Wydana dopiero w 1955 jesli dobrze pamiętam.Tam jest jedna konkluzja. Musisz zbliżać  się  do Boga w dowolny sposób. Inaczej zostaniesz wykluczony. Nie mozesz tez być  materialistką.  Co jako chrzescijanin o tym myślisz? Kościół  katolicki raczej jej nie poleca.

Mustafa Mond napisał(a): Ale tam jest cokolwiek ciekawego, odkrywczego lub przynajmniej bardzo rozrywkowego? A jeżeli jest to co?
We wszystkim jest coś  rozrywkowego.

Okazuje się, ze księga  moze być  inspiracją. 
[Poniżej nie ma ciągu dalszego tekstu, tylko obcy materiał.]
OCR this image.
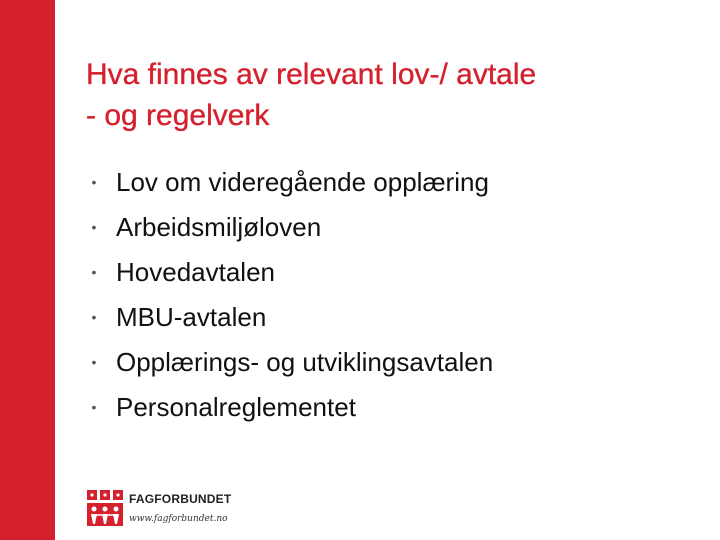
Hva finnes av relevant lov-/ avtale
- og regelverk
• Lov om videregående opplæring
• Arbeidsmiljøloven
• Hovedavtalen
• MBU-avtalen
• Opplærings- og utviklingsavtalen
• Personalreglementet
FAGFORBUNDET
www.fagforbundet.no
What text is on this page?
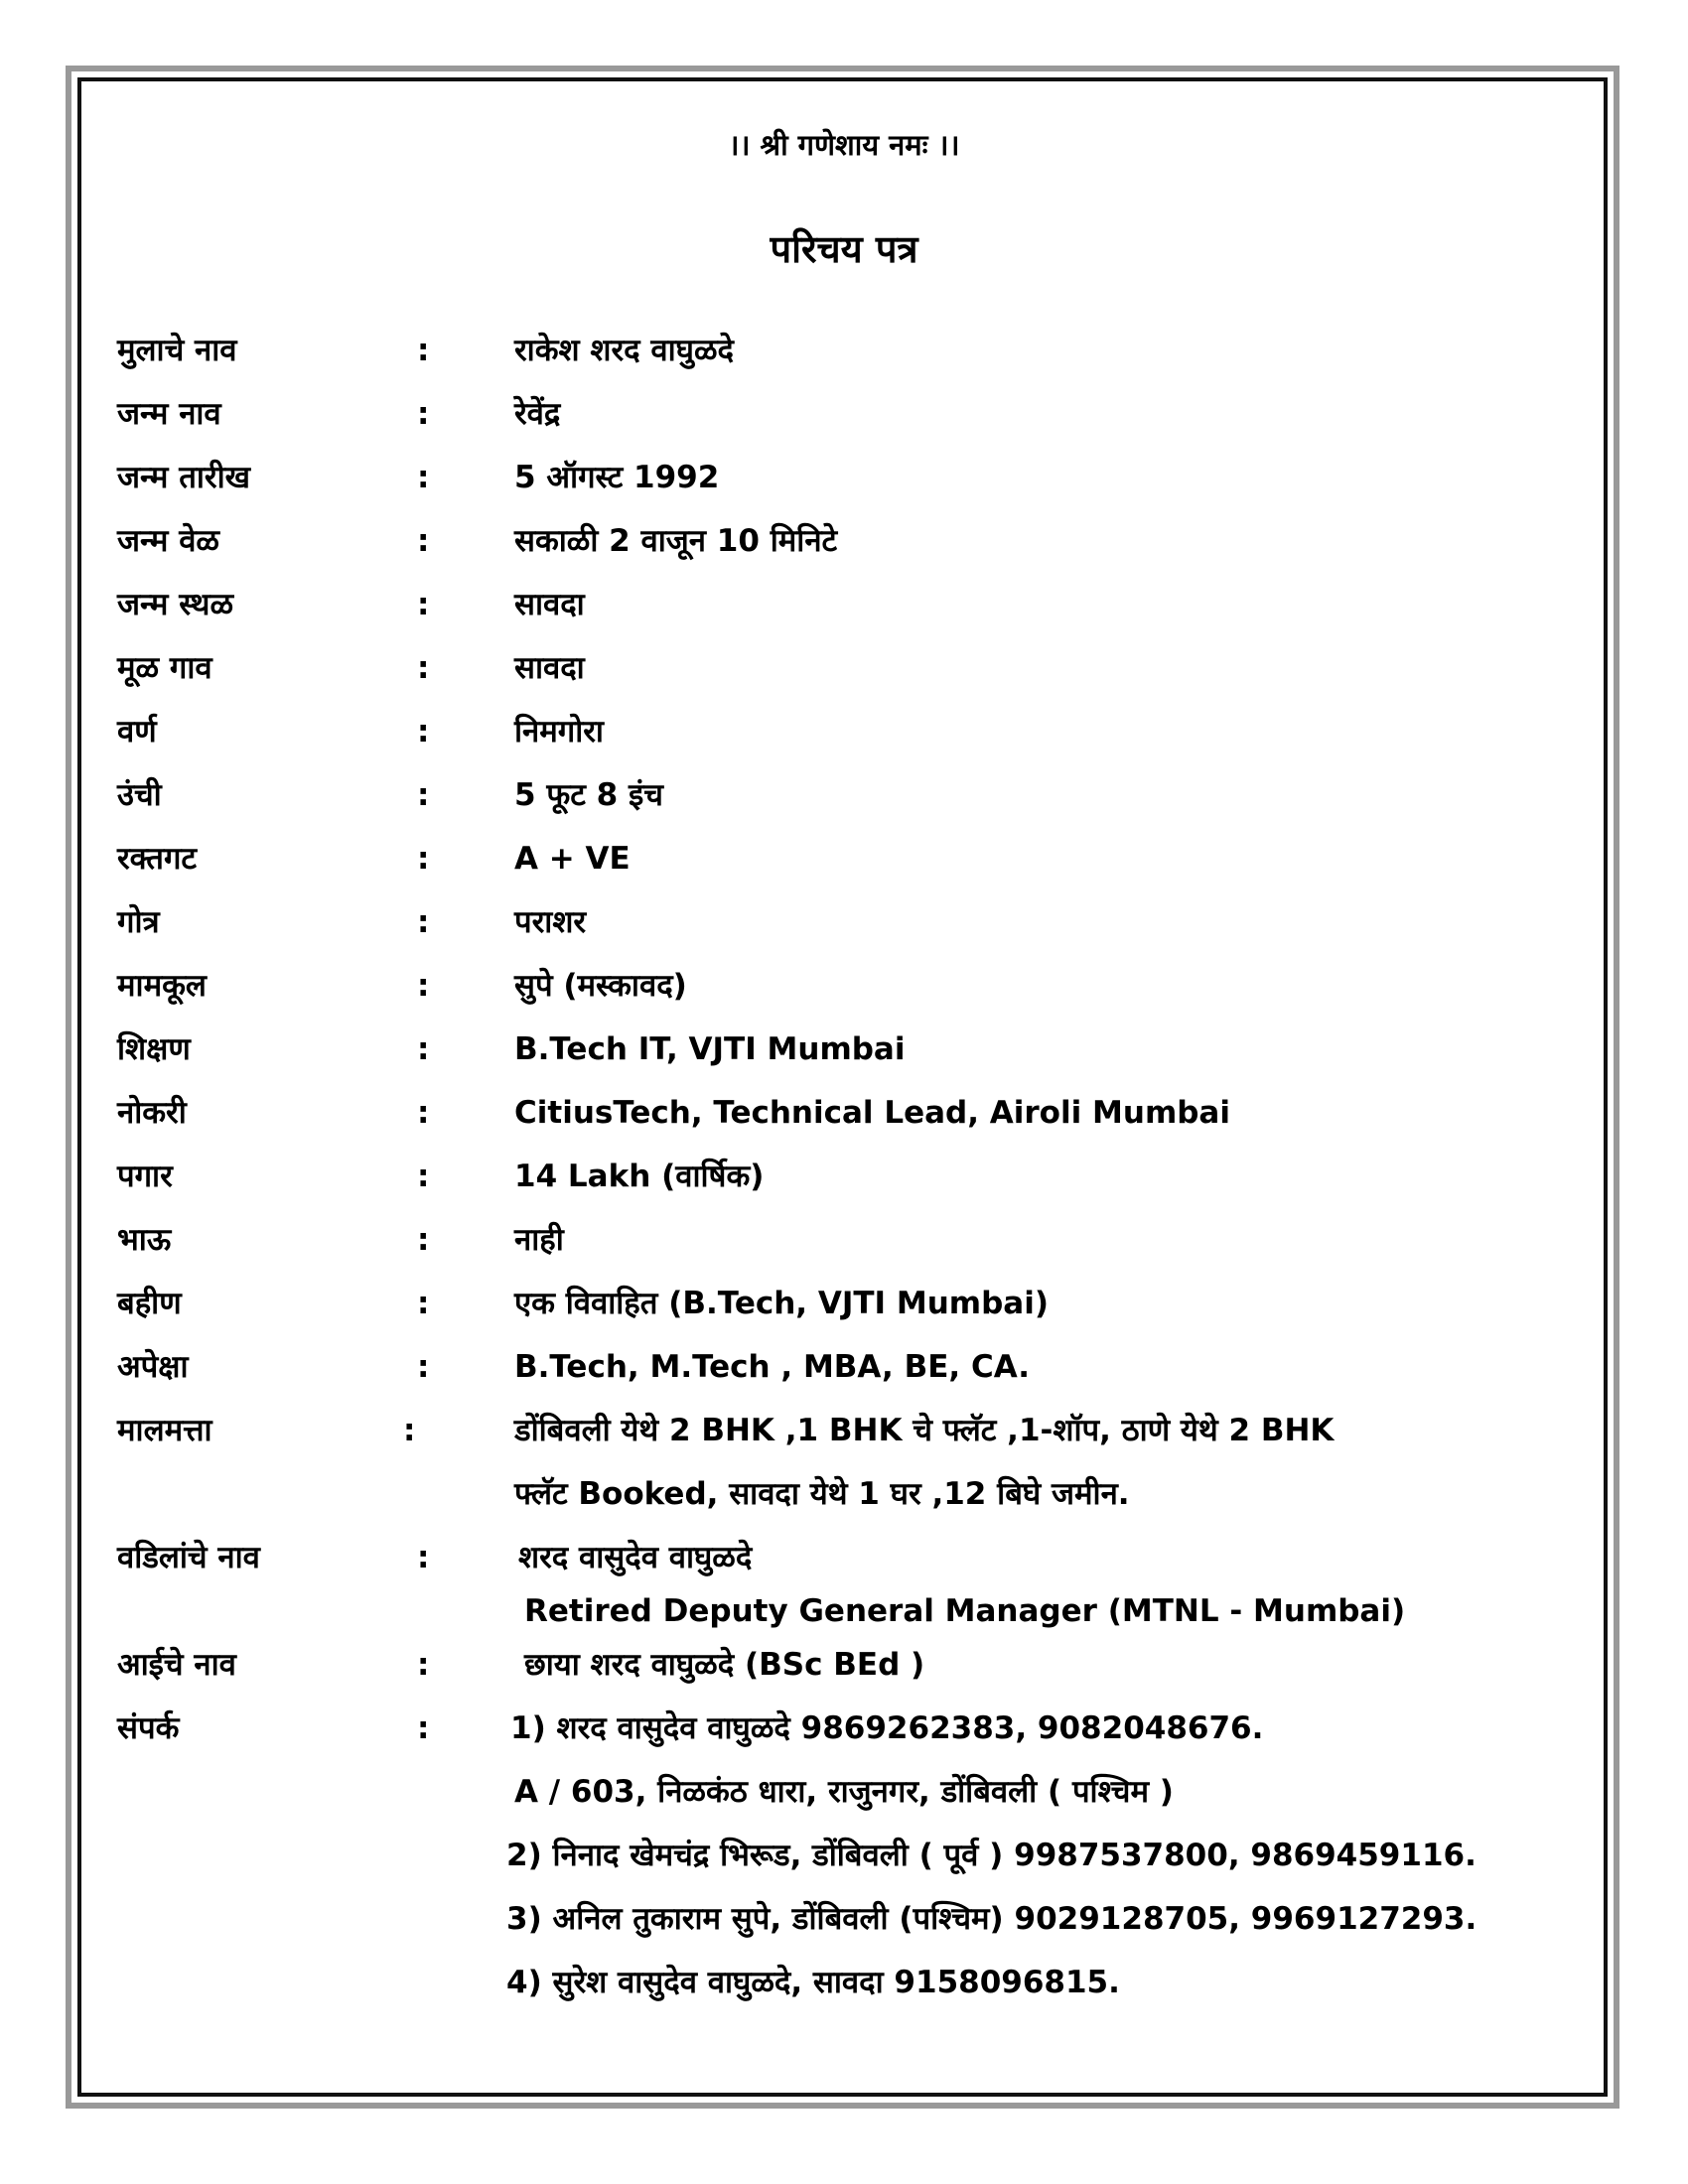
।। श्री गणेशाय नमः ।।
परिचय पत्र
मुलाचे नाव	:	राकेश शरद वाघुळदे
जन्म नाव	:	रेवेंद्र
जन्म तारीख	:	5 ऑगस्ट 1992
जन्म वेळ	:	सकाळी 2 वाजून 10 मिनिटे
जन्म स्थळ	:	सावदा
मूळ गाव	:	सावदा
वर्ण	:	निमगोरा
उंची	:	5 फूट 8 इंच
रक्तगट	:	A + VE
गोत्र	:	पराशर
मामकूल	:	सुपे (मस्कावद)
शिक्षण	:	B.Tech IT, VJTI Mumbai
नोकरी	:	CitiusTech, Technical Lead, Airoli Mumbai
पगार	:	14 Lakh (वार्षिक)
भाऊ	:	नाही
बहीण	:	एक विवाहित (B.Tech, VJTI Mumbai)
अपेक्षा	:	B.Tech, M.Tech , MBA, BE, CA.
मालमत्ता	:	डोंबिवली येथे 2 BHK ,1 BHK चे फ्लॅट ,1-शॉप, ठाणे येथे 2 BHK
फ्लॅट Booked, सावदा येथे 1 घर ,12 बिघे जमीन.
वडिलांचे नाव	:	शरद वासुदेव वाघुळदे
Retired Deputy General Manager (MTNL - Mumbai)
आईचे नाव	:	छाया शरद वाघुळदे (BSc BEd )
संपर्क	:	1) शरद वासुदेव वाघुळदे 9869262383, 9082048676.
A / 603, निळकंठ धारा, राजुनगर, डोंबिवली ( पश्चिम )
2) निनाद खेमचंद्र भिरूड, डोंबिवली ( पूर्व ) 9987537800, 9869459116.
3) अनिल तुकाराम सुपे, डोंबिवली (पश्चिम) 9029128705, 9969127293.
4) सुरेश वासुदेव वाघुळदे, सावदा 9158096815.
https://ksiegarnia.pwn.pl/Znamie-Boga-To...727,p.html

Powieść inspirowana Księgą Urantii opowiada historię człowieka od jego prapoczątków, analizuje kolejne etapy kształtowania się cywilizacji wspomaganej przez istoty z kosmosu. Połączenie naukowych teorii z wątkami fantasy pozwala Czytelnikowi zastanowić się nad genezą swojego gatunku. Ile treści zawartych w książce jest fikcją, a ile prawdą?
„W okopach nie ma ateistów” – to nie jest argument przeciwko ateizmowi; to argument przeciwko okopom…...
Autor: James Morrow
Odpowiedz
#19
geranium napisał(a): Wydana dopiero w 1955 jesli dobrze pamiętam.Tam jest jedna konkluzja. Musisz zbliżać  się  do Boga w dowolny sposób. Inaczej zostaniesz wykluczony. Nie mozesz tez być  materialistką.  Co jako chrzescijanin o tym myślisz? Kościół  katolicki raczej jej nie poleca.

Na wikipedii było, że notowano ją wcześniej. Szczegół.

Jestem mało reprezentatywnym chrześcijaninem. Dla mnie Bóg to dobro. "Musisz zbliżać  się  do dobra w dowolny sposób." - tak, zgadzam się. Chodzi o dobro wspólne, więc logiczne jest, że przeciwieństwem jest samotność i wykluczenie. Co do materializmu: najpierw ludzie, potem przedmioty - to tak w skrócie.
Odpowiedz
#20
Mustafa Mond napisał(a): Ale tam jest cokolwiek ciekawego, odkrywczego lub przynajmniej bardzo rozrywkowego? A jeżeli jest to co?

Zwolennicy Księgi Urantii twerdzą, że są tam tzw. proroctwa/przepowiednie naukowe. Zająłem się tym tematem na blogu https://przeciwurantii.blogspot.com/
Staram się tam pokazać, że z perspektywy dzisiejszej wiedzy (czasami także ówczesnej) KU zawiera wiele blędnych przekonań. Rzekome przepowiednie naukowe to po prostu hipotezy, które okazały się słuszne, ewentualnie hipotezy, które można było wykoncypować na podstawie ówczesnej wiedzy. Czasami te "przepowiednie" wcale nie są zgodne z dzisiejszą nauką, co twierdzą zwolennicy KU, albo nie są udowodnione chociaż tak są interpretowane.
Poza tym KU zawiera treści rasistowskie i negatywnie wypowiadające się o ateizmie. Moje posty na blogu można komentować, więc gdyby ktoś chcial coś dodać albo sprostoiwać z tego, co ja napisałem, to zapraszam.